Milano. La sinistra italiana chiede "una svolta", vuole il pieno coinvolgimento delle Nazioni Unite in Iraq. Si segni questa notizia: le Nazioni Unite sono già pienamente coinvolte. La sinistra chiede anche che l’Onu assuma la guida politica della transizione irachena. Pregasi appuntarsi la seguente notizia: l’Onu se l’è già assunta. La sinistra italiana, e non si capisce se ci è o ci fa, invoca una rapida transizione verso la sovranità del popolo iracheno. Terza notiziola: è stato già deciso, il 30 giugno Paul Bremer tornerà a casa e la sua Autorità si scioglierà. Dal giorno dopo governeranno gli iracheni. Quarta notizia: in alcuni casi l’autogoverno iracheno è già operativo. Il ministro dei Lavori pubblici, per esempio, che è una donna, ha già la piena responsabilità.
Eppure Massimo D’Alema chiede che il governo si impegni per una "nuova risoluzione del Consiglio di sicurezza delle Nazioni Unite". Quinta notizia: questa è la posizione di George Bush. Dice Piero Fassino: "Una nuova risoluzione dell’Onu che affidi alle Nazioni Unite il controllo della transizione per il ritorno della democrazia in Iraq". Il diessino si è dimenticato che l’Onu, sesta notizia, controlla già la transizione per il ritorno della democrazia, grazie alla risoluzione 1511. Il 20 ottobre Fassino disse al Corriere che "la risoluzione 1511 dell’Onu supera l’unilateralismo di Bush e riapre la strada a una strategia fondata sul multilateralismo e su un ruolo cruciale delle Nazioni Unite" e, ancora, che "è cambiato il quadro. Fino a ora abbiamo contestato la legittimità di un intervento unilaterale, deciso senza un mandato dell’Onu. Adesso, le cose non stanno più in questi termini".

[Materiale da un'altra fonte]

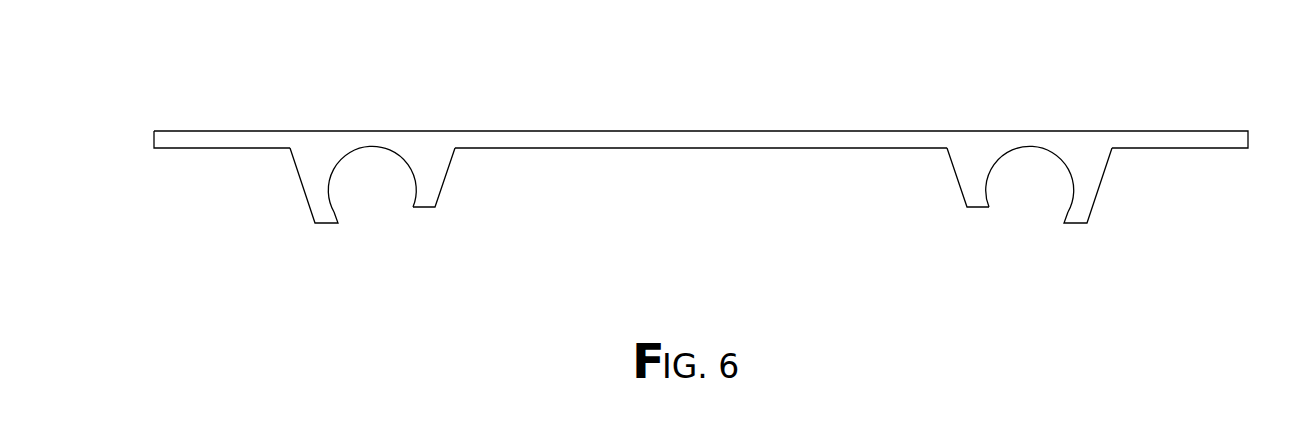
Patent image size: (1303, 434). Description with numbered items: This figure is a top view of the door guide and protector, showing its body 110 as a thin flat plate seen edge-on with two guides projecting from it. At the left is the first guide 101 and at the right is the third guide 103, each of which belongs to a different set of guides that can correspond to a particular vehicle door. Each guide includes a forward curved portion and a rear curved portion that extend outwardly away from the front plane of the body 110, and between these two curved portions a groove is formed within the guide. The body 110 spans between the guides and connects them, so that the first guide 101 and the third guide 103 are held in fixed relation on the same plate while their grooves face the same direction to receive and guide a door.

The first guide 101 is at (307, 120).
The third guide 103 is at (1083, 113).
The body 110 is at (818, 131).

Carlo Azeglio Ciampi, un paio di giorni fa, ha invitato i giornalisti a leggere attentamente il testo della risoluzione 1511: "Sono solo due paginette, non è un documento lungo. Purtroppo quel che spesso si manca di fare è leggere i documenti importanti prima di scrivere gli articoli, basandosi su quel che hanno già scritto altri. Leggete questo documento. Vi sono molte cose di estrema importanza di cui forse qualcuno di voi non si è accorto". Se la sinistra non crede né al presidente né al Foglio, dovrebbe fidarsi delle Nazioni Unite, no? Sul sito dell’Onu potrà scoprire che a) c’è in corso "una missione Onu per aiutare a formare un governo che il primo luglio prenda il potere dalle forze di occupazione guidate dagli americani"; b) la stessa missione Onu si sta occupando di "preparare le elezioni per il prossimo anno"; c) Kofi Annan ha nominato un suo inviato speciale, Lakhdar Brahimi, il quale è a Baghdad; d) mentre da noi si chiacchiera, Brahimi incontra ogni giorno partiti, politici, associazioni non governative, professori e società civile per preparare la transizione; e) in Iraq c’è anche il team Onu guidato da Carina Perelli che valuta gli aspetti tecnici del voto che, secondo quanto deciso da iracheni, americani e Onu, si terrà entro il 31 gennaio prossimo.
In ogni caso, Onu o non Onu, Moqtada Al Sadr non smetterebbe di sparare. E va ricordato che i terroristi hanno già bombardato il quartier generale Onu di Baghdad, uccidendo Vieira de Mello e 21 persone.